Out of all the ways to consume news, Quartz's new app is one of the most intriguing. The business news website owned by Atlantic Media hopes to fill a niche by delivering news through an SMS-like interface. The publication's app delivers news that resembles texts, complete with the informality of emojis, GIFs and even haikus. It's certainty one of the quirkier presentations of the world's events, and it's unique enough to actually catch on.
The interface, which closely resembles Apple's texting screen, sends out short snippets of news that can be expanded. Quartz says the "rise of bots and messaging" means the company is heading in the right direction with its approach to delivering news. Human editors rather than bots, however, write the news that's delivered via the app. Presently, the app is only available on iOS.
Changing Times for News Organizations
The app works best if used in short bursts, as there isn't a whole lot of content to be found. Considering how consumers' reading habits are changing when it comes to news, this might not be too much of a bad thing.
Thirty-nine of the top 50 news websites now receive more traffic from mobile devices than desktops, according to the Pew Research Center's 2015 State of the News Media report. While traffic from mobile devices is higher, user engagement is not. Only 10 of the top 50 sites have visitors who spend more time on the site from mobile devices instead of the desktop alternative.
This highlights the challenges news companies -- both new and old -- have. Readers are consuming their news in much different ways than in the past, and companies are trying to adapt. Quartz's new app is an interesting gamble to see if the publication can deliver news in new ways that better appeal to readers. If it works, you can bet other publications will take notice.
The media landscape remains very uncertain as companies try to figure out exactly what customers want. Here's how two of the traditional media companies are faring.
Once print circulation began to collapse with the rise of the Internet, The New York Times led among legacy media companies in charging for content. The company found a metered paywall system that has worked very well.
The fact that The New York Times found digital stability when so many print media outlets failed is impressive, but the company's revenues are far from impressive. Overall revenues continue to decline thanks to shrinking print advertising spend.

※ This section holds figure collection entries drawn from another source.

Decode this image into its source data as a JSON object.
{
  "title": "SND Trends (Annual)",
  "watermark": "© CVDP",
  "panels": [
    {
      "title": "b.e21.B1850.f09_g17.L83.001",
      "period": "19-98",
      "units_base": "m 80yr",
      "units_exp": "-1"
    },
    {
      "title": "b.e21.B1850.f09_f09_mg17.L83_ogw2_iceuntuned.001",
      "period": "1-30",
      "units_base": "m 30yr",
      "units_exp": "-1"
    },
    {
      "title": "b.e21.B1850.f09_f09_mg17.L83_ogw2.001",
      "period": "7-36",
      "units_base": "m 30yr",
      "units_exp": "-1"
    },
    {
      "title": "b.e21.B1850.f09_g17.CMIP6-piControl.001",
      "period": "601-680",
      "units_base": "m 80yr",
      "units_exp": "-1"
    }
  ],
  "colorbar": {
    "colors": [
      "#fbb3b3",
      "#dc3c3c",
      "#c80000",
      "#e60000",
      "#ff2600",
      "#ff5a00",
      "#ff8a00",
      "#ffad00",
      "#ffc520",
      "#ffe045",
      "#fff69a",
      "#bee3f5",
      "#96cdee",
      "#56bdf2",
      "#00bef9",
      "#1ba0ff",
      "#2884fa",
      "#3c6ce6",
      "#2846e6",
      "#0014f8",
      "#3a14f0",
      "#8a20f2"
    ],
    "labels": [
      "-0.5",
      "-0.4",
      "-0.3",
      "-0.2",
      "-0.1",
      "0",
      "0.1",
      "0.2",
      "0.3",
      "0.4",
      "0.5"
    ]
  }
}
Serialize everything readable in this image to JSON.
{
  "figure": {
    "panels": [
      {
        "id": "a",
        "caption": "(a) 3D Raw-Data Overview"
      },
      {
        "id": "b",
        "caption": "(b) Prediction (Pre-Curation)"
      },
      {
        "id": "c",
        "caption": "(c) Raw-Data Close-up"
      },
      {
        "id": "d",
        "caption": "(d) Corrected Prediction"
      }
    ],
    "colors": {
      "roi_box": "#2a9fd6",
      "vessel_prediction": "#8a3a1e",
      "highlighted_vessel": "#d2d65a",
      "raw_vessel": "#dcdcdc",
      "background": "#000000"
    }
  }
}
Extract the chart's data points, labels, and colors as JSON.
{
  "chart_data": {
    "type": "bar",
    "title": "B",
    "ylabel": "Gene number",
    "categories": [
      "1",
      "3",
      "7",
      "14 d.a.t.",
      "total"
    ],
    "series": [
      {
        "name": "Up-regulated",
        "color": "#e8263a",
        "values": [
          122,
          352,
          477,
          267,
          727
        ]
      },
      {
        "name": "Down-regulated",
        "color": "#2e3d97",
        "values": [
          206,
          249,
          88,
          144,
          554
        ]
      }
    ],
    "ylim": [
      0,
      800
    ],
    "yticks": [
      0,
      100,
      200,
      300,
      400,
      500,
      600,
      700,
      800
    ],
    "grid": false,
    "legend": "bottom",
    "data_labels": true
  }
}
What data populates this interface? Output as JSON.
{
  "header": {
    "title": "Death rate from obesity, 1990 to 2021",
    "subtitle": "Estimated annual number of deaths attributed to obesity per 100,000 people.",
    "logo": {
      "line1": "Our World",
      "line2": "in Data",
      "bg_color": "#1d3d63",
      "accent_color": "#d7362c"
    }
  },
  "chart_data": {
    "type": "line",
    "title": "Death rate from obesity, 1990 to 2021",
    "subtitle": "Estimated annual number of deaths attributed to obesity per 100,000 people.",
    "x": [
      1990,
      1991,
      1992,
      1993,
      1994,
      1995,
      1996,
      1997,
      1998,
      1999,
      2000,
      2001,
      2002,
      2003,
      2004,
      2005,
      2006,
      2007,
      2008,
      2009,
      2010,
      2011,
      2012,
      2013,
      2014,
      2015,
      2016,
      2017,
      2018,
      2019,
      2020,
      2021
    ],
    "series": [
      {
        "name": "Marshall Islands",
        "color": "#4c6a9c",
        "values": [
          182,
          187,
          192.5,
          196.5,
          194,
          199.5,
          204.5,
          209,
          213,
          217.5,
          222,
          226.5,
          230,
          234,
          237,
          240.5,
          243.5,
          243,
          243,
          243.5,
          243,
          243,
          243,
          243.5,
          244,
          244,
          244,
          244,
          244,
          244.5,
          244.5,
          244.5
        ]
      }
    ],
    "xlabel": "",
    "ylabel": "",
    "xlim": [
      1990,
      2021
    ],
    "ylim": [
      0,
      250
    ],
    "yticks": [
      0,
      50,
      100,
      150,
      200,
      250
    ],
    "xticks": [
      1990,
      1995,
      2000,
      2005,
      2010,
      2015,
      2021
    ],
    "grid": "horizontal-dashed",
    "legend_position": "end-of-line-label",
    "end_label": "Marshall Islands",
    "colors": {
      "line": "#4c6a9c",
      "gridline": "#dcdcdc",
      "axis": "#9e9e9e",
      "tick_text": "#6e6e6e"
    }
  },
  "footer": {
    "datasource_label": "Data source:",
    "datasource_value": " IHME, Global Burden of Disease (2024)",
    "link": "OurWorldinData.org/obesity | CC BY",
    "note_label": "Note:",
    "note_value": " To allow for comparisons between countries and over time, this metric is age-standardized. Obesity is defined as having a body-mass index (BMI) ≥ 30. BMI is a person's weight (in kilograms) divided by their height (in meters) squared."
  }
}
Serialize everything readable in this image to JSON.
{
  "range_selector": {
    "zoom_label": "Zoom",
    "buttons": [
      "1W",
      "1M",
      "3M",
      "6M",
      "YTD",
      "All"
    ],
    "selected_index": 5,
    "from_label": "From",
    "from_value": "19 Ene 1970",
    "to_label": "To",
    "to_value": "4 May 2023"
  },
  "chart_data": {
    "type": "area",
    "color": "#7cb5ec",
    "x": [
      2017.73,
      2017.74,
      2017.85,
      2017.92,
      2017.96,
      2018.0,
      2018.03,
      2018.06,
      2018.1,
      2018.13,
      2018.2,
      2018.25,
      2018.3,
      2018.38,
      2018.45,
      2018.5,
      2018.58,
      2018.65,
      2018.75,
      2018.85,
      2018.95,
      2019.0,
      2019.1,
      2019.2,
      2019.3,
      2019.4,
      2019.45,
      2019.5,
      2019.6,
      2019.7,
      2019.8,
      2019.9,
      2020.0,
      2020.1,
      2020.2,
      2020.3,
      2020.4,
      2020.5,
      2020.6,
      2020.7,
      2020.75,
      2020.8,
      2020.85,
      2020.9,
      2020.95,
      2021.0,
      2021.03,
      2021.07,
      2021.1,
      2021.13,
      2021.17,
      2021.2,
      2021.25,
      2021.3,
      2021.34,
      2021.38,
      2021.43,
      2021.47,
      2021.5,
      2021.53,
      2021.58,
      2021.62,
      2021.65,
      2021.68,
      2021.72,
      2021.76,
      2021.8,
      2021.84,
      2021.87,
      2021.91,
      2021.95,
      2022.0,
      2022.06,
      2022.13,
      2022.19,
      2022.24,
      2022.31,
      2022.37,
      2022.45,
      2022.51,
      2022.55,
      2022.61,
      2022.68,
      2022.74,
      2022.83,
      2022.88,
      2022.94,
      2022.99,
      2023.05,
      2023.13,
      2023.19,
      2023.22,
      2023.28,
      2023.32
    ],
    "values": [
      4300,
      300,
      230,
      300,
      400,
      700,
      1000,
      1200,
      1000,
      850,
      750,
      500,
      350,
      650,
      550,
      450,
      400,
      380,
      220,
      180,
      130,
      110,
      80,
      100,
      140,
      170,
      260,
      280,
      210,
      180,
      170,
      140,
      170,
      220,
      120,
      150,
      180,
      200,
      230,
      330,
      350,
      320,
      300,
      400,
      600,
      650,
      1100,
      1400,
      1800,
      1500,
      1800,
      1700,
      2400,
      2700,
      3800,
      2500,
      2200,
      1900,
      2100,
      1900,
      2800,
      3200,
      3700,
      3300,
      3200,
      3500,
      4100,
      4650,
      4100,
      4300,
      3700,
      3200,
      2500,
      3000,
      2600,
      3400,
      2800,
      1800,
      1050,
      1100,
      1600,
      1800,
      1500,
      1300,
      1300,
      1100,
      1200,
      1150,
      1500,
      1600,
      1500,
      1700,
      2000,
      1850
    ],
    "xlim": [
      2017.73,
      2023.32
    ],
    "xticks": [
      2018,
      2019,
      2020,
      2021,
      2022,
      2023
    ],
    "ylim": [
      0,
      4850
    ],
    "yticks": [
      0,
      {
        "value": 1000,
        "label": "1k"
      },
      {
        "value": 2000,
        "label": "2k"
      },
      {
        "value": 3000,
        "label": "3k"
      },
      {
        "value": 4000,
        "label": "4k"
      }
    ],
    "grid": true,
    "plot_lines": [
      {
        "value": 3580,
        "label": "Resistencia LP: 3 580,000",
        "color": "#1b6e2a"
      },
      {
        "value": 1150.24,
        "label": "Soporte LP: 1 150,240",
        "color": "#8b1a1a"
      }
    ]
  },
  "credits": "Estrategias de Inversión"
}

In fourth quarter 2015, overall ad revenues dropped 1.3% despite a 10.6% rise in digital ad revenues. The good news is the company has more than one million paid digital subscribers, many of whom use The New York Times app on phones or tablets. The New York Times has a long way to go if it wants to truly impress investors.
News Corporation is a media titan, with The Wall Street Journal, the New York Post and scores of other newspapers, magazines and one of the largest book publishers in the world (HarperCollins) under its umbrella. Like other media companies, News Corp. is dealing with revenue problems. In the fourth quarter 2015, News Corp. beat expectations but saw revenues decline for the fourth straight quarter in a row. Most of these declines were due to the company's newspaper and magazine holdings.
Perhaps the most promising developments in news from a financial standpoint are from the nimbler start-ups. Expect some acquisitions as the traditional media companies look for ways to attract younger readers.
This article is commentary by an independent contributor. At the time of publication, the author held no positions in the stocks mentioned.